While exemptions to the Privacy Act may be appropriate when access would impair an active investigation, there is simply no reasonable argument for barring access to biometric information held in an FBI criminal database that is collected in non-criminal contexts. Such information should also be subject to the Privacy Act when it pertains to individuals who have been “Terry” stopped on the street and let go, who have had charges dropped, or who have been acquitted or otherwise cleared of a charge.
The FBI notes that there is an existing process by which individuals can request their criminal records and seek corrections, but that requires going back to the entity that created the record, which may be a local police department with limited resources. In short, that existing process is inadequate and burdensome, and should not apply at all to the non-criminal records in the NGI system.
Finally, it’s important to point out that while the FBI seeks to exempt the NGI from only select provisions of the Privacy Act, the effect of the proposed rule will be to deny individuals legal recourse were the FBI to violate any provision of the Privacy Act. That’s because the exemptions include 18 U.S.C. § 552a(g), which provides for civil remedies when an agency denies a Privacy Act request or makes a determination not to correct an inaccurate record, among other things.
So, for instance, the Privacy Act bars agencies from maintaining records describing how an individual exercises rights guaranteed by the First Amendment (unless otherwise authorized by law or legitimately relevant to a valid investigation).

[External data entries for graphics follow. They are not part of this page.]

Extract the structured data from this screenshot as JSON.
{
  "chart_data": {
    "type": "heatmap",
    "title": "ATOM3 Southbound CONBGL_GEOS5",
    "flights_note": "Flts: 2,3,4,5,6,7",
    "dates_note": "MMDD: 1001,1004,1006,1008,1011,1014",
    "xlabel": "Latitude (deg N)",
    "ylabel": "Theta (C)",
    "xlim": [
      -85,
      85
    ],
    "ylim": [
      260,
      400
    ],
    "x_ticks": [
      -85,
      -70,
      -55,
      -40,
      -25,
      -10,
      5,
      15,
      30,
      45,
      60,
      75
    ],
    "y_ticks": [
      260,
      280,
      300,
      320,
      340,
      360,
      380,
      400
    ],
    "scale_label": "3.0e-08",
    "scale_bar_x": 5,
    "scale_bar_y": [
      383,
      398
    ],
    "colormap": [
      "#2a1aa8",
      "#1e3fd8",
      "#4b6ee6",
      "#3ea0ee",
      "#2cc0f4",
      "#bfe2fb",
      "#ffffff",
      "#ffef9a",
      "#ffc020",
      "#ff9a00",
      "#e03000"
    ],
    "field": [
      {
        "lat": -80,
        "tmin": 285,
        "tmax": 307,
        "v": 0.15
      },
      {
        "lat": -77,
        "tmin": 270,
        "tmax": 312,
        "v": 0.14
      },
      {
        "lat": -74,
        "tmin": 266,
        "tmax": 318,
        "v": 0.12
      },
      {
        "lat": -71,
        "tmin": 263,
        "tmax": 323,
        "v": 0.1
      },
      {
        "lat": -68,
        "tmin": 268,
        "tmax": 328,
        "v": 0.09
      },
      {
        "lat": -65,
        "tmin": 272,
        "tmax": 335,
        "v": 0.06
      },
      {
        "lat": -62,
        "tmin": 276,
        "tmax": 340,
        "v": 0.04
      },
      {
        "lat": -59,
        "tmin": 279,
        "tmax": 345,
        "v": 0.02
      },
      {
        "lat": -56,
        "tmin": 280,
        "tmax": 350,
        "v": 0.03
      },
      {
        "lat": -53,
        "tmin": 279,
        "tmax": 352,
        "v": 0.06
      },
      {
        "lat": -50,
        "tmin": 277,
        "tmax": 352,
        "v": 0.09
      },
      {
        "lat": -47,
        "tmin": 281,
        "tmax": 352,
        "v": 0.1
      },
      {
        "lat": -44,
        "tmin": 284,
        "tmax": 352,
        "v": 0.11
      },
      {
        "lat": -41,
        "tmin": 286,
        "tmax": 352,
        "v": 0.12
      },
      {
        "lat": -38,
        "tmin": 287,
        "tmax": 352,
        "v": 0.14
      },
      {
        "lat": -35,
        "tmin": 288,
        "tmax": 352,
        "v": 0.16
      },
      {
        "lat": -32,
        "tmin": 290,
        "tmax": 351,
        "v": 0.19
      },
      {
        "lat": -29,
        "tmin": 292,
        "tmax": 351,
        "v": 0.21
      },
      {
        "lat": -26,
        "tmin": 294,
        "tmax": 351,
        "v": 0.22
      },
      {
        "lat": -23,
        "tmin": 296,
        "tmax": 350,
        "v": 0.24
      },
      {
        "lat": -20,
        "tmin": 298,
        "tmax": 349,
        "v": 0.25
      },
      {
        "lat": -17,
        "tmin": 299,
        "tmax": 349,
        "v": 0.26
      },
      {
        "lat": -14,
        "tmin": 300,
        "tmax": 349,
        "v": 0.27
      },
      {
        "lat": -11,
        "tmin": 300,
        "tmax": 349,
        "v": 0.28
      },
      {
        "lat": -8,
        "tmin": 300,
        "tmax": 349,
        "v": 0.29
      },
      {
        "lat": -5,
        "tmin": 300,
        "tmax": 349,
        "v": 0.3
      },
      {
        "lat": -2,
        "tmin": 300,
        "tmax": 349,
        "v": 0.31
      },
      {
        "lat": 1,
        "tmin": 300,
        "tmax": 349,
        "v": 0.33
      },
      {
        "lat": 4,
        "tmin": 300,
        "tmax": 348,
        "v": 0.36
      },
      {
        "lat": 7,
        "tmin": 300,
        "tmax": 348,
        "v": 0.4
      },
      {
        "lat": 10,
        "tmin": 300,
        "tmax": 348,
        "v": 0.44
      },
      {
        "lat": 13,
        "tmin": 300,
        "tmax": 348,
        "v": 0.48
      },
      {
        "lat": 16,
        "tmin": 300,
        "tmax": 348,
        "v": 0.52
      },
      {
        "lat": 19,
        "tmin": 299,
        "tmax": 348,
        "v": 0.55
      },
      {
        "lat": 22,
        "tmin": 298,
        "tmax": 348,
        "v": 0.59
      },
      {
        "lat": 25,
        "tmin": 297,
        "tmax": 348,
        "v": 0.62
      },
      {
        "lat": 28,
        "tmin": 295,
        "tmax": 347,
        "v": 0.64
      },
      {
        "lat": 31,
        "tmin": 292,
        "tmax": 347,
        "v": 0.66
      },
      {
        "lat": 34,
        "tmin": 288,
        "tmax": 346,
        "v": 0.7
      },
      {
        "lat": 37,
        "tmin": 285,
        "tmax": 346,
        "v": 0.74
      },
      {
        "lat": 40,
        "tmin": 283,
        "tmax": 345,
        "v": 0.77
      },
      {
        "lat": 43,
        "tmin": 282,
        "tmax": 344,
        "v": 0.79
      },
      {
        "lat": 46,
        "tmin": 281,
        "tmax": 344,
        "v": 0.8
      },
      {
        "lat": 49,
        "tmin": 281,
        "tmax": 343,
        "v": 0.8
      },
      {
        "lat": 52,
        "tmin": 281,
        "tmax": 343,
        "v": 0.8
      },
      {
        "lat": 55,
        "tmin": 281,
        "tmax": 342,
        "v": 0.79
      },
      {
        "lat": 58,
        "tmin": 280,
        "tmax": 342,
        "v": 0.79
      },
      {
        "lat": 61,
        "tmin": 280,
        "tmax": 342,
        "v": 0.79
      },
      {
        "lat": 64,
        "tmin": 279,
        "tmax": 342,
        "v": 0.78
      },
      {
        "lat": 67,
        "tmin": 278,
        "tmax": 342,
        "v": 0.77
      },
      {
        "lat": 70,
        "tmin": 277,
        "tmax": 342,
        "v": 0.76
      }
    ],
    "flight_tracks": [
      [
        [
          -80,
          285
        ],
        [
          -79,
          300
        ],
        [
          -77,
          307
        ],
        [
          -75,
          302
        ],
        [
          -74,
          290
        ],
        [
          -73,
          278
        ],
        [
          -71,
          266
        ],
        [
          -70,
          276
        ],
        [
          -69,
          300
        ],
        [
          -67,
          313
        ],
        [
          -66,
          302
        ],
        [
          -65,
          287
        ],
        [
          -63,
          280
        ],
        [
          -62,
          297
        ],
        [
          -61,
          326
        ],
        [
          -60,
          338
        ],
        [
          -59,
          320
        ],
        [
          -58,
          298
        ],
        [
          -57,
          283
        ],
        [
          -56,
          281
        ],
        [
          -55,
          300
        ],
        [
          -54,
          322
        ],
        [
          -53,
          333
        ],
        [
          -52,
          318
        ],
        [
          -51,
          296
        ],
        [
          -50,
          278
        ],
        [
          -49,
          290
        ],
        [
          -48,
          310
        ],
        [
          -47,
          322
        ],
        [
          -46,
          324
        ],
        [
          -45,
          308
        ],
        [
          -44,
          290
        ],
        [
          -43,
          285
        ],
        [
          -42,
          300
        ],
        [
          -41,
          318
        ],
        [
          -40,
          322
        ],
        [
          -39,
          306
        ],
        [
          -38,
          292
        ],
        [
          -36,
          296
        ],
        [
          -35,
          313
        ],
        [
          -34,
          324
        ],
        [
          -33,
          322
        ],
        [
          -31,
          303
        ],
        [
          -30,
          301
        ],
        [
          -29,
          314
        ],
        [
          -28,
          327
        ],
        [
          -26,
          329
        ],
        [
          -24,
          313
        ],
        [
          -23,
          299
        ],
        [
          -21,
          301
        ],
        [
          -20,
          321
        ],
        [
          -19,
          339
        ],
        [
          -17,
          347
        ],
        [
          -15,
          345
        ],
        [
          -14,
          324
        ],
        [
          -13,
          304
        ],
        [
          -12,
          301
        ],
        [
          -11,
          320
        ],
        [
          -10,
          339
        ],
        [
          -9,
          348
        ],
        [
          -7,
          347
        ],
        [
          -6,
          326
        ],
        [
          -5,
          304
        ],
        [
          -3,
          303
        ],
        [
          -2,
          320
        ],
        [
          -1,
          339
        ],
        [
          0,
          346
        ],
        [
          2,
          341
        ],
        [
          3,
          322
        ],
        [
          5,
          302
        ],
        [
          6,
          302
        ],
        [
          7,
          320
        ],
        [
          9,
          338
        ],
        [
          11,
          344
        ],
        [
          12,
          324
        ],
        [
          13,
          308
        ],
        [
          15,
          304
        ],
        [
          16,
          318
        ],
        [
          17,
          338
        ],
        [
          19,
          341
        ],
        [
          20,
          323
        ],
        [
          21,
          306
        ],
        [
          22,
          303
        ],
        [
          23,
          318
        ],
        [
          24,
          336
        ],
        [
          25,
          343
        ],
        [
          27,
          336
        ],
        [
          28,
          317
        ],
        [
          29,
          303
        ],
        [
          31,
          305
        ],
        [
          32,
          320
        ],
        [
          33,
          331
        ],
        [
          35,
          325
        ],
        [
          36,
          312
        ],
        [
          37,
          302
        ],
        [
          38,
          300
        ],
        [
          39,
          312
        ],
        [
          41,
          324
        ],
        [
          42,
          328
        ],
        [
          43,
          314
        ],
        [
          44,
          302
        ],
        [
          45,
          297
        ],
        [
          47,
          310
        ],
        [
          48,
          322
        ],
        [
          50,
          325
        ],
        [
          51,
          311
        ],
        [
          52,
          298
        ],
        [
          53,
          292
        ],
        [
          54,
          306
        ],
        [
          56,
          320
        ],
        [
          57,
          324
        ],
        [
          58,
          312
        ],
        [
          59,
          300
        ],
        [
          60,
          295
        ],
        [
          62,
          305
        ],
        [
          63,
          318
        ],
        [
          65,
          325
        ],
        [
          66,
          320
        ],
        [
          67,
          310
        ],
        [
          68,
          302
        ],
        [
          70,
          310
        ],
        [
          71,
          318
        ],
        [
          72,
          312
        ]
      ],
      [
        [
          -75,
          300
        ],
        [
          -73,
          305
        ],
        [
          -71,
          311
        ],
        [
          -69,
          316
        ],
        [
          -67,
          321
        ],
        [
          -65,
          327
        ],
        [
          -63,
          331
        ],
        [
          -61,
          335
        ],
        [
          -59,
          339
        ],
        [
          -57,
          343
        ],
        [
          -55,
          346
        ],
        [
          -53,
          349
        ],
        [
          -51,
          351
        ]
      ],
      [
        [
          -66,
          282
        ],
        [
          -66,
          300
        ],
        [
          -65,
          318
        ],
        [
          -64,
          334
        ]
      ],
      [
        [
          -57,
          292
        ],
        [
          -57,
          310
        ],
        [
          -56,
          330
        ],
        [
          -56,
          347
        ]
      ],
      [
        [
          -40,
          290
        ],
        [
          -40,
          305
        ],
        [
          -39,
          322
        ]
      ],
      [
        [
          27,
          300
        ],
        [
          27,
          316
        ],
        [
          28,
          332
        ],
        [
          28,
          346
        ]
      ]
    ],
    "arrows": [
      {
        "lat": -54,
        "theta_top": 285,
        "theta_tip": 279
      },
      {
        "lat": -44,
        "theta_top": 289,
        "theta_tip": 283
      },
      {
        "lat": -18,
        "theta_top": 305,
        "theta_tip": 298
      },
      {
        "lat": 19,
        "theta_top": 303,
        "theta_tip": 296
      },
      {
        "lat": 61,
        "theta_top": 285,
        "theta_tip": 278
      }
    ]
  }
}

Such records could easily become part of NGI. Consider, for instance, law enforcement photographs of an arrest at a protest. Based on my reading of the SORN, it seems conceivable that these arrest or detention photos could include pictures of surrounding individuals who are simply attending the protest—clearly First Amendment protected activity.
These images could then be searched by law enforcement and used to generate investigative leads. An individual would not be able to sue to the government were those images maintained in the NGI in violation of this provision (5 U.S.C. § 552a(e)(7), for the curious).
Similarly, 5 U.S.C. § 552a(e)(6)—also not one of the claimed exemptions—requires an agency to make “reasonable efforts” to assure the accuracy and completeness of records before dissemination outside the agency. Were the FBI to share inaccurate or incomplete NGI records in violation of this provision, individuals would likewise not be able to sue.
The Privacy Act was enacted precisely because of the privacy risks inherent in the automated collection, storage, collation, and cross-referencing of information about individuals—the very thing that gives The Machine in Person of Interest the power to do its pre-crime thing. The FBI’s proposed NGI database will collect a vast amount of information about individuals who are not even suspected of committing a crime, and will use that information for law enforcement purposes. It’s crucial that any Privacy Act exemption be narrowly and carefully drawn.
To that end, CDT joined a letter—released today—signed by numerous privacy and civil liberties advocates seeking an extension of the comment period for the proposed Privacy Act rule. At the very least, interested parties must be given an appropriate amount of time to consider and comment on the sweeping exemptions in the rule. We hope the FBI and Department of Justice take heed.